The default model is 368 MB using Q3_K quantization and runs through a Go runtime built on whisper.cpp, with no Python required at runtime. It supports CPU/GPU backends and includes CLI + HTTP server modes.
I focused on reducing the train/inference mismatch by training with the actual ggml Q3_K quantize/dequantize path in the forward pass, using a straight-through estimator and teacher distillation.
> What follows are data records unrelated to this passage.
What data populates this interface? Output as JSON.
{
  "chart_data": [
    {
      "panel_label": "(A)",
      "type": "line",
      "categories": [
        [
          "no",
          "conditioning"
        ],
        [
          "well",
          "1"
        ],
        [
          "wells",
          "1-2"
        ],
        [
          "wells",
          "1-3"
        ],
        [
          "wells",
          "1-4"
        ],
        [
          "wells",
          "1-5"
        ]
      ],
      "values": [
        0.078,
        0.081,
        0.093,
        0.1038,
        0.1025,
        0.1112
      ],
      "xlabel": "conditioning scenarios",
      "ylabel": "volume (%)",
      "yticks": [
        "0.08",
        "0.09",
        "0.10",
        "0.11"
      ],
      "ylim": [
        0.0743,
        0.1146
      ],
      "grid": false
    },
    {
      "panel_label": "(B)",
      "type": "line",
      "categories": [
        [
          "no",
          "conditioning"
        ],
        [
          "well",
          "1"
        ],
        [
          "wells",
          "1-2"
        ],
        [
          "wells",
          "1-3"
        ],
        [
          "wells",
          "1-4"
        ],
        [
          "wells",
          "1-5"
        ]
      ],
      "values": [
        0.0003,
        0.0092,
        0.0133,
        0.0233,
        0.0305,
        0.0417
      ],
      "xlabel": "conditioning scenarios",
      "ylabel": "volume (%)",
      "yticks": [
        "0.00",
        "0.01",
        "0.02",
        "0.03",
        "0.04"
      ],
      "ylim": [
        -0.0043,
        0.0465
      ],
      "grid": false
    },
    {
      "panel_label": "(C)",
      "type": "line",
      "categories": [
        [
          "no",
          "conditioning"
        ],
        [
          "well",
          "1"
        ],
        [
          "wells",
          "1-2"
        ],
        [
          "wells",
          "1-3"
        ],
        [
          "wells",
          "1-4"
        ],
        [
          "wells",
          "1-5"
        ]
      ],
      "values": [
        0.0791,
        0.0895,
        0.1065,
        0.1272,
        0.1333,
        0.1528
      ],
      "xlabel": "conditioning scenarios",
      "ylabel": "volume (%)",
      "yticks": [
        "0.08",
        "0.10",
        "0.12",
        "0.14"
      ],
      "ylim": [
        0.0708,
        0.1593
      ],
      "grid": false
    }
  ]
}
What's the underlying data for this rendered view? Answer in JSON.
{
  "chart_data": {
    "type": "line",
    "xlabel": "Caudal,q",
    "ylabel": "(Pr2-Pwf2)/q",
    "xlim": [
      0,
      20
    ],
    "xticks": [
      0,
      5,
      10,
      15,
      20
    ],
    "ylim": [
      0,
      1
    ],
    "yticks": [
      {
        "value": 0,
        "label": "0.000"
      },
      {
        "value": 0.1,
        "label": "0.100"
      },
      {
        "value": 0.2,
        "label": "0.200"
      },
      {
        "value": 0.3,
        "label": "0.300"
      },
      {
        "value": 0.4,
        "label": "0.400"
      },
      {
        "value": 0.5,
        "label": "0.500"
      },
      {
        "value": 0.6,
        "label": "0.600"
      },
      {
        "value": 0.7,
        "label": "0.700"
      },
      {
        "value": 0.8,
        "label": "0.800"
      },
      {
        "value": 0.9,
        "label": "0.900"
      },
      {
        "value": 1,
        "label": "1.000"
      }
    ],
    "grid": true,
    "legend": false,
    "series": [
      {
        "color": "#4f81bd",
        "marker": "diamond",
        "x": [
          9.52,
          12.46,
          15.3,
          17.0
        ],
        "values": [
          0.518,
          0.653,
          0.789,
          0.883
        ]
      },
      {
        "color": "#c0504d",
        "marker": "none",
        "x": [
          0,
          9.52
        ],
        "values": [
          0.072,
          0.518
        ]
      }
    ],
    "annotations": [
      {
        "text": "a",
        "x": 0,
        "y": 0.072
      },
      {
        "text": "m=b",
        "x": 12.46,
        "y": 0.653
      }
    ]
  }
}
The goal was to make the exported Q3_K checkpoint behave like the model seen during training, rather than fine-tuning first and losing accuracy after quantization.
WER on held-out FLEURS, using beam search in the deployed Go runtime:
- Q3_K, 368 MB: EN 0.065, ES 0.050, FR 0.065, EL 0.148
- Q4_K, 474 MB: EN 0.062, ES 0.048, FR 0.063, EL 0.124
- Q5_K, 574 MB: EN 0.061, ES 0.047, FR 0.061, EL 0.110
- FP16 upper bound, 1.6 GB: EN 0.061, ES 0.046, FR 0.060, EL 0.108
The interesting part for me is that the high-resource languages stay close across precisions, while Greek shows the biggest sensitivity to quantization.
Repo:
https://github.com/amichail-1/Orbination-Whisper-AI
I’d be interested in feedback from people working with Whisper, whisper.cpp, QAT, or multilingual ASR deployment.